Monday, September 20, 2010

On True Crime Stories

Recently, while watching an episode of a crime show about convicted killer, Scott Peterson, I had the distinct impression that the story would have been much more interesting had it dwelled on the banality of evil. All of the ingredients were there: the handsome middle-class couple, their ordinary life in a modestly-sized city in California, the dashing but sophomoric husband and his cheerful wife smiling at us from photographs.

The only time the show seems conscious of exploring a grave dilemma of the human condition is during interviews, when residents or friends express incredulity that anything like what happened could have happened in their town, and by a man generally regarded as good and normal. Hannah Arendt recorded similar observations in her controversial book on the Eichmann trial.

But the show's producers were uncomfortable with revealing anything as terrifying as that which Arendt uncovered in her book. No, Scott Peterson was apparently not normal. In the episode's concluding remarks, a psychologist cleverly interprets Peterson's condition as bearing the hallmarks of narcissism. As a result of an indulgent childhood and adolescence, during which young Peterson was hardly denied anything (except real promise), the future killer failed to adjust to the realities of adulthood, and particularly to the duties of fatherhood, for he had never really grown up. He is Peterson, the Peter Pan killer.

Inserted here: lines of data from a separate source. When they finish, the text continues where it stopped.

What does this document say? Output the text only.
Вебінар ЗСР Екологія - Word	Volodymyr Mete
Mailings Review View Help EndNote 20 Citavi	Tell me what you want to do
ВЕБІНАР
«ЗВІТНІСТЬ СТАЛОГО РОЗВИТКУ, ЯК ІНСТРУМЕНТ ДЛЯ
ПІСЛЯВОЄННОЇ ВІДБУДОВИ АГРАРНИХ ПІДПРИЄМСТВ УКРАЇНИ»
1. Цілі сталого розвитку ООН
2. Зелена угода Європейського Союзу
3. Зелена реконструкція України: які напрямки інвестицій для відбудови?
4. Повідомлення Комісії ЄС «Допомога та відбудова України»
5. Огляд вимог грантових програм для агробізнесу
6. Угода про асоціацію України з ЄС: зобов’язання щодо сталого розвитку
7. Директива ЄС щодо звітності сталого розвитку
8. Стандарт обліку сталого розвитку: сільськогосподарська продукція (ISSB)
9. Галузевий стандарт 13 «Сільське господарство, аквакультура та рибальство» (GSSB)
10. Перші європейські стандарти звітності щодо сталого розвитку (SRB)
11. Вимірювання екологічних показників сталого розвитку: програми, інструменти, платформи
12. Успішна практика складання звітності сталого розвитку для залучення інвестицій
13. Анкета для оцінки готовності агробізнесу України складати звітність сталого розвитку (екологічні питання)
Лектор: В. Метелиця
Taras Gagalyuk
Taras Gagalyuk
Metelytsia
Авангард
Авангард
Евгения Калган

The viewer can breathe a sigh of relief. What was once an appalling enigma has been encapsulated in legitimate psychological analysis. These things are explicable, he thinks, and are apparently quite rare cases! A psychologist on a television show has told me so! He can go to sleep now without any dread of his close friends or neighbors. He can rest assured of a legitimate explanation for everything, not least of the darkness of his own heart.